The employee should also be aware that during the probationary period the employment relationship can be terminated at any time by either party and only wage for period worked or notice will be due. The employee should also be aware of vacation, sick leave, maternity or, as is the case now, paternity leave entitlement. The employee should be given a job description outlining the duties and responsibilities. Where the job description has been agreed upon and signed, an employee cannot refuse to carry out the assigned work. Where it is alleged that the assigned tasks are impacting the employee’s health, the employee is expected to produce a certified doctor’s report of such.

Termination for good cause: The Act states “(1) The services of an employee may be terminated for good cause, and any employee whose service is so terminated shall not be eligible to receive from his employer severance pay under Part III of this Act.”

Point to note, severance pay is not applicable for all terminations. The term “Termination for good cause” means that the employee has given the employer a good reason to sever the employment relationship. Where the employee’s actions warrant termination, severance is not paid. Termination for good cause could be in the form of a summary dismissal i.e. termination for a matter without applying other forms of disciplinary procedures. Or, it could be after the employee would have received several warnings and chances to correct negative behaviours or poor performance.

According to the Act, an employee could be terminated without severance if found guilty of repeated misconduct. For example, if an employee’s negligence resulted in property damage. If this is a repeated offence and the employee was warned on previous occasions about their behaviour, but the negligent behaviour continued.

The employee could be terminated for good cause.

Another reason for termination for good cause is unsatisfactory performance. In this case, if over a six-month period, the employee received verbal and written warnings about their conduct and performance and the consequence of the persistent behaviour. Also, that the warnings were done in the presence of two credible witnesses.
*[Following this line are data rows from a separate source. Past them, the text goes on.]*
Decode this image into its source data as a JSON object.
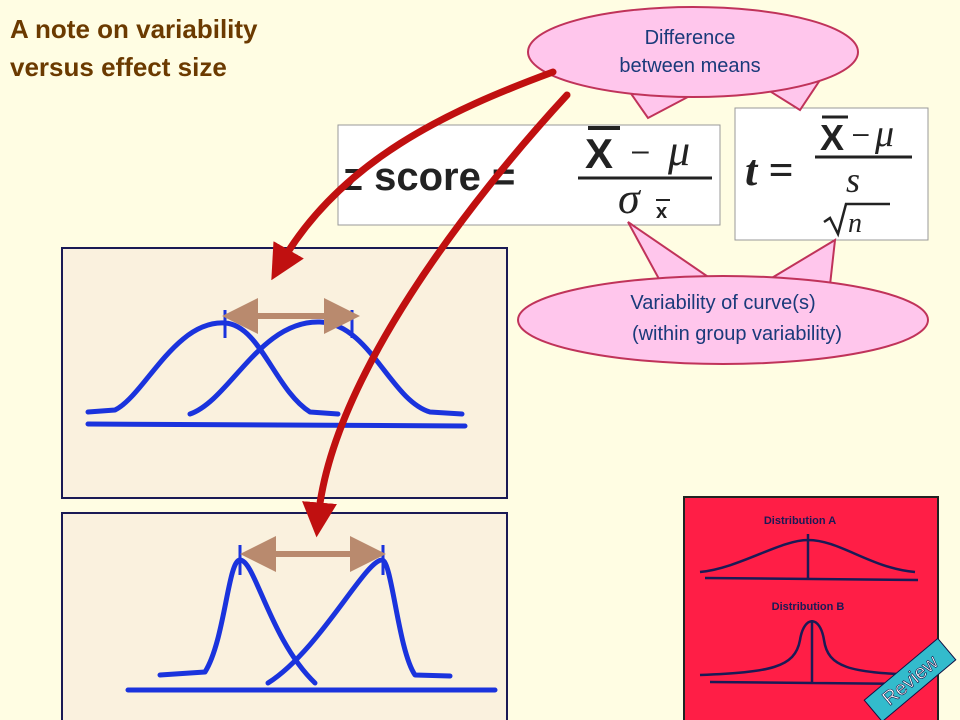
{
  "header": {
    "title": [
      "A note on variability",
      "versus effect size"
    ]
  },
  "callouts": [
    {
      "lines": [
        "Difference",
        "between means"
      ]
    },
    {
      "lines": [
        "Variability of curve(s)",
        "(within group variability)"
      ]
    }
  ],
  "z_formula": {
    "lhs": "z score =",
    "numerator": [
      "X",
      "–",
      "μ"
    ],
    "denominator": [
      "σ",
      "x"
    ]
  },
  "t_formula": {
    "lhs": "t =",
    "numerator": [
      "X",
      "–",
      "μ"
    ],
    "denominator": [
      "s",
      "n"
    ]
  },
  "review_panel": {
    "labels": [
      "Distribution A",
      "Distribution B"
    ],
    "tag": "Review"
  }
}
It must also be noted that the employee must know that he/she is being warned. There are cases where managers claimed that employees were warned but employees denied ever being warned. Usually, in those cases, a manager may have made a “passing comment” to an employee or, composed a generic memo to the entire company or department instead of dealing directly with the offending employee. A warning should be done in the presence of two credible witnesses and a warning letter should be signed by the employee in acknowledgment.